Monday, January 16, 2017

Decolonizing Methodologies (Hashim Ali)


Linda Tuhiwai Smith talks at length about the struggles of “native” intellectuals working in the Western academy.  She highlights their suspicious role in the academy particularly their lack of objectivity as perceived by white scholars. As a Pakistani graduate student intending to specialize in the cultural history of post-colonial Pakistan, I found Smith’s analysis very useful. Utilizing Smith’s indigenous optic, I asked the following questions: how has gender and sexuality in post-colonial Pakistan been conceptualized and represented in the Western academy? How has the work of Pakistani scholars been received in the last sixty years? The only limitation of this optic might be the lack of Pakistani scholars in the post-colonial context.
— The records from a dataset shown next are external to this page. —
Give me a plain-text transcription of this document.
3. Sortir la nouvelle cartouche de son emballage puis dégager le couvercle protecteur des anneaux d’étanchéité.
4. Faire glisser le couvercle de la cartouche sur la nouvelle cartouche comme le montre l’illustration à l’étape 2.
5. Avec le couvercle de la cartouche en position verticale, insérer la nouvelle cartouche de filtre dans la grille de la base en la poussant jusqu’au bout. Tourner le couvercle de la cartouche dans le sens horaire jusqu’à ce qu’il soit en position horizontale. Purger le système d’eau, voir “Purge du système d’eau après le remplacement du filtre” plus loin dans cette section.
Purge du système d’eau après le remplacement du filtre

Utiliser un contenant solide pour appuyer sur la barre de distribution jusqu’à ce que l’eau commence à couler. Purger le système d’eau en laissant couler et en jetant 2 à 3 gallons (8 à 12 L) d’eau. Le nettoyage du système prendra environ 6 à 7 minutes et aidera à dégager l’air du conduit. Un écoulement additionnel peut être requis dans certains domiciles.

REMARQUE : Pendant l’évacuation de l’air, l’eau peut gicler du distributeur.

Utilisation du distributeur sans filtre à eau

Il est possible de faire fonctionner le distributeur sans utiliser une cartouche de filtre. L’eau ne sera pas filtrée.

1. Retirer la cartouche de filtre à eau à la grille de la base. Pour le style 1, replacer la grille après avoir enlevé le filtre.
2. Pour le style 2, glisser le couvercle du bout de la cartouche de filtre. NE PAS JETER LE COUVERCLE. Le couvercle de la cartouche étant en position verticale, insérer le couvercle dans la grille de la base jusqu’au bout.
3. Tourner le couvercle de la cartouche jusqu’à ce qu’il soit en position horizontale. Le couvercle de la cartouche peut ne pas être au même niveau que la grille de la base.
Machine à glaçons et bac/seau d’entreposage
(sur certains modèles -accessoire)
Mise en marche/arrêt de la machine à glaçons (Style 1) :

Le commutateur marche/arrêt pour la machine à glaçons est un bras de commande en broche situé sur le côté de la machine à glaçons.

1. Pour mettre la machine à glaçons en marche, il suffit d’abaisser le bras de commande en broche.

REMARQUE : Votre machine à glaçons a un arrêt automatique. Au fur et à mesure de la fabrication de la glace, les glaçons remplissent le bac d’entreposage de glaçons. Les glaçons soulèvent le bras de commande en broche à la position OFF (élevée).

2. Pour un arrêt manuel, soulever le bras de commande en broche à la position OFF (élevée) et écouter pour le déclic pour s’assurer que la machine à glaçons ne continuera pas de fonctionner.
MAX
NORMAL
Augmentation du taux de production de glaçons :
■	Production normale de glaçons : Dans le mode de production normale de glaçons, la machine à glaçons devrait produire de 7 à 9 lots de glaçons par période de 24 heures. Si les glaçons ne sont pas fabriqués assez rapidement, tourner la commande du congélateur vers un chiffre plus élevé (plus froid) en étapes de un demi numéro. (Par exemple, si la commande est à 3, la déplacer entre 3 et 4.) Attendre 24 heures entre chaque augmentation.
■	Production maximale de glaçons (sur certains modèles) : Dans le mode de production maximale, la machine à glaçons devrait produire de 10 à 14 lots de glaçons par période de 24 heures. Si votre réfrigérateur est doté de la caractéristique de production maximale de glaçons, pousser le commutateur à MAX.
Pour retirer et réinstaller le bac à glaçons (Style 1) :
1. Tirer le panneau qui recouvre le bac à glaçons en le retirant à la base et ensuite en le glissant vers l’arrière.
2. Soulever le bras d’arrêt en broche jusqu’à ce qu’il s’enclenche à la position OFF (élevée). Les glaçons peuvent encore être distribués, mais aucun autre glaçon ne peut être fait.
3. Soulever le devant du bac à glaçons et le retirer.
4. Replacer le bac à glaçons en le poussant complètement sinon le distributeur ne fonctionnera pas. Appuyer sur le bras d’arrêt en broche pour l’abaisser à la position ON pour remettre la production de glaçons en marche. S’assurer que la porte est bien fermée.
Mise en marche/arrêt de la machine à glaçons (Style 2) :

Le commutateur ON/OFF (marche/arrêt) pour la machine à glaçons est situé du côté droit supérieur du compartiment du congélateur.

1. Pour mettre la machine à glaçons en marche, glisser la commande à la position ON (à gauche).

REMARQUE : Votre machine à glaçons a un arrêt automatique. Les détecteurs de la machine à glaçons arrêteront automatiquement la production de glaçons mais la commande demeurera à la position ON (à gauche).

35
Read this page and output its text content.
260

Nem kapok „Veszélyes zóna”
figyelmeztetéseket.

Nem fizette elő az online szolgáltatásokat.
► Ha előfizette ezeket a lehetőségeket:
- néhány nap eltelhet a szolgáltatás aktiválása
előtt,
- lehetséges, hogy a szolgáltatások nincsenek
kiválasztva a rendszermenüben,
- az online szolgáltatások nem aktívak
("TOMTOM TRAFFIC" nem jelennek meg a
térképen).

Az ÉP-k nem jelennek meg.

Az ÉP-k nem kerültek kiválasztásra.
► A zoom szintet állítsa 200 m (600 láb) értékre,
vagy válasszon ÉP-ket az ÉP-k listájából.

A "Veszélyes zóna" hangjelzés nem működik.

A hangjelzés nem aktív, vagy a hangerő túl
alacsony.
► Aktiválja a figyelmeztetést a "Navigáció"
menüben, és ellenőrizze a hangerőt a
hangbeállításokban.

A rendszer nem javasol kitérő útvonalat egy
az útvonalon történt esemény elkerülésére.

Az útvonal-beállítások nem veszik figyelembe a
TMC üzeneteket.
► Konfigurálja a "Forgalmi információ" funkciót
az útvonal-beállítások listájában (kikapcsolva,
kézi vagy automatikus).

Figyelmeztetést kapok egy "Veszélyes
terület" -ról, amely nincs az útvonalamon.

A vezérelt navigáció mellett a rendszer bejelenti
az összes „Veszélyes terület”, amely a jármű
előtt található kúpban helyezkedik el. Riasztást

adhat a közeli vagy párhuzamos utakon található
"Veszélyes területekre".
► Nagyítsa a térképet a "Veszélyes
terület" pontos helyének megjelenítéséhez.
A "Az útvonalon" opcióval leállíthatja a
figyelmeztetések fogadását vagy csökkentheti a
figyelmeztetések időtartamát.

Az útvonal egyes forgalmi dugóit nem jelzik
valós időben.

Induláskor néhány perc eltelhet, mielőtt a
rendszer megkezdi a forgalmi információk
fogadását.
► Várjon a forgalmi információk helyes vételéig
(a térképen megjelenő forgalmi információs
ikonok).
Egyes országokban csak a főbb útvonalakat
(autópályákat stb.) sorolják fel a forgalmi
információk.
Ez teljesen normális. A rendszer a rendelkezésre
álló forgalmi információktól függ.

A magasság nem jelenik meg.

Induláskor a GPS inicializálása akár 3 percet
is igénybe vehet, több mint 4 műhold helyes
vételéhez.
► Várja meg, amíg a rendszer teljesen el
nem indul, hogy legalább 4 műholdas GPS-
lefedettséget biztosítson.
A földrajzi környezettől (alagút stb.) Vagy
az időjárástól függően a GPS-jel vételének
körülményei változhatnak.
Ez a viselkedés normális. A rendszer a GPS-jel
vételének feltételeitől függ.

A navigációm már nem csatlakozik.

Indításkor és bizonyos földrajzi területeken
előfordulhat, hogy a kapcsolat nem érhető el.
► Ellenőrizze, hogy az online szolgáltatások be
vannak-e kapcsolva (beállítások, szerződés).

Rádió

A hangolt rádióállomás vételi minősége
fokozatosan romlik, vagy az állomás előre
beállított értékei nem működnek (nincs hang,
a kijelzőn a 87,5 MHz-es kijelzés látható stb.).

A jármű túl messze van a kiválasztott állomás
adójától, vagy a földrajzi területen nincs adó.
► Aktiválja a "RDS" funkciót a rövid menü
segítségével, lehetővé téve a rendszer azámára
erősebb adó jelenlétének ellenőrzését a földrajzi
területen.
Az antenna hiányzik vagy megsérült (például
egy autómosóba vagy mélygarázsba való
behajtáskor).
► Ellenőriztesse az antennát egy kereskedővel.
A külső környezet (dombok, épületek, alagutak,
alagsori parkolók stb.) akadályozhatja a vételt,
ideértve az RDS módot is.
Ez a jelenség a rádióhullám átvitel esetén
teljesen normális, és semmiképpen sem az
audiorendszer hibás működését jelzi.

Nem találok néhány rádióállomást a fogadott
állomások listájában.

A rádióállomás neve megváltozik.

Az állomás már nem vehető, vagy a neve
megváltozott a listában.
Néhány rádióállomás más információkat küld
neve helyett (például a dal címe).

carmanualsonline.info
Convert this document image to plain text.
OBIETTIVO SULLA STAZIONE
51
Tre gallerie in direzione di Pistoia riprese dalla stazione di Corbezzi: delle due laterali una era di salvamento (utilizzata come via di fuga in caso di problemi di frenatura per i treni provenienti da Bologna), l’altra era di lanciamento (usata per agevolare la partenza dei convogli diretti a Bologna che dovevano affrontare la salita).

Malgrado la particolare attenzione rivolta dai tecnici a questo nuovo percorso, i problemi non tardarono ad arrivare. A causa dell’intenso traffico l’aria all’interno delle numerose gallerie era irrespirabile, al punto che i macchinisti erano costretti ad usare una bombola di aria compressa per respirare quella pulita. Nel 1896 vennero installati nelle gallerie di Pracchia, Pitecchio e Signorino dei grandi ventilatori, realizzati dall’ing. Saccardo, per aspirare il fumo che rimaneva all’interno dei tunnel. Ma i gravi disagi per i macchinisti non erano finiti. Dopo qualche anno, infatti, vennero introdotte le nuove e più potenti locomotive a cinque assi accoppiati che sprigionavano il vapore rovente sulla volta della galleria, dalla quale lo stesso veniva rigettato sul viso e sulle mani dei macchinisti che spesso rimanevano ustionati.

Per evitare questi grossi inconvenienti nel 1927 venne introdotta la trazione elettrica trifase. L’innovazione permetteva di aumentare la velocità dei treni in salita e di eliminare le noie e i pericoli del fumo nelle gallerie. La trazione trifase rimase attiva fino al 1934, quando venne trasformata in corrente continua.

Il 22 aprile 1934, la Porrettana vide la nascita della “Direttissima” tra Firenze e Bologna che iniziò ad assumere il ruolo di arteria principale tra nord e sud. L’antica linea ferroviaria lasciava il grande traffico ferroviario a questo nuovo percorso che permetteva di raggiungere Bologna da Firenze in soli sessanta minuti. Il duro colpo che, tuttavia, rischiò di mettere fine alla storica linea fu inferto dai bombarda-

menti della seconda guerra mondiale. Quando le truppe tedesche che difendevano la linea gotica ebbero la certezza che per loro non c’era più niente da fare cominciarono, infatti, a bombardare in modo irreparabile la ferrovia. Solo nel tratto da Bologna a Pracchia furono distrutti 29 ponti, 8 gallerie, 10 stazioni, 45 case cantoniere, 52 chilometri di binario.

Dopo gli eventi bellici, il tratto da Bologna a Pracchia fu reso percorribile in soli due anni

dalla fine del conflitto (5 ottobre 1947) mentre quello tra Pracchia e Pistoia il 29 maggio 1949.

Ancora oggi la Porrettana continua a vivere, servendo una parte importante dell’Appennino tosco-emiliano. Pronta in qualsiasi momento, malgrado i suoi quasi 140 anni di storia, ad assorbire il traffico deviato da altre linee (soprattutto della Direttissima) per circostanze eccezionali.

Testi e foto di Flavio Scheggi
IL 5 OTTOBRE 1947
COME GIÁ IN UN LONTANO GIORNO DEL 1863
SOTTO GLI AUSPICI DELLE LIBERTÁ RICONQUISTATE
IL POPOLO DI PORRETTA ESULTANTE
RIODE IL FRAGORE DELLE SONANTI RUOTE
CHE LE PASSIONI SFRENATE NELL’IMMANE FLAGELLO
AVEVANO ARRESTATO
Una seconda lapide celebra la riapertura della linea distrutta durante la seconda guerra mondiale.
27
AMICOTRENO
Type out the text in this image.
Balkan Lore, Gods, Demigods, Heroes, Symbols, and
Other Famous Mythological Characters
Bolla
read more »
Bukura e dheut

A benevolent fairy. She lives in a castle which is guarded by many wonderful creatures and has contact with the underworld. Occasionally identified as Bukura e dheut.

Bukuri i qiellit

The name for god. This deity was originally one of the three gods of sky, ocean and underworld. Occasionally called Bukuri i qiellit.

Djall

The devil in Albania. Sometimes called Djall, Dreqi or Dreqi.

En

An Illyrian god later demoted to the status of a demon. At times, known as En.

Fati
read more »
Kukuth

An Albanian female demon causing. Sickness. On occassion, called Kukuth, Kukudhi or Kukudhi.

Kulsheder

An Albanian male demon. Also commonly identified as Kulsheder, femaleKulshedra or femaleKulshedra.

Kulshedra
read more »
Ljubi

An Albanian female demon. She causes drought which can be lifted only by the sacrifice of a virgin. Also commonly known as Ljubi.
In Smith’s view, writing in native language of the former colonies should be considered an anti-imperialist struggle. Regardless of their Western education and training, Smith is very optimistic about the role that native intellectuals can play as social researchers and critics as they have connection with their native families and cultures. She focuses on the role of native intellectuals in order to critique the notion of “cultural archive” which entails the hierarchies of knowledge systems in the West in which research methodology by native researchers is undervalued. My only concern with her position entails the assumptions and biases of native scholars; Smith might be too optimistic of academic rigor that native intellectuals would bring to their respective disciplines.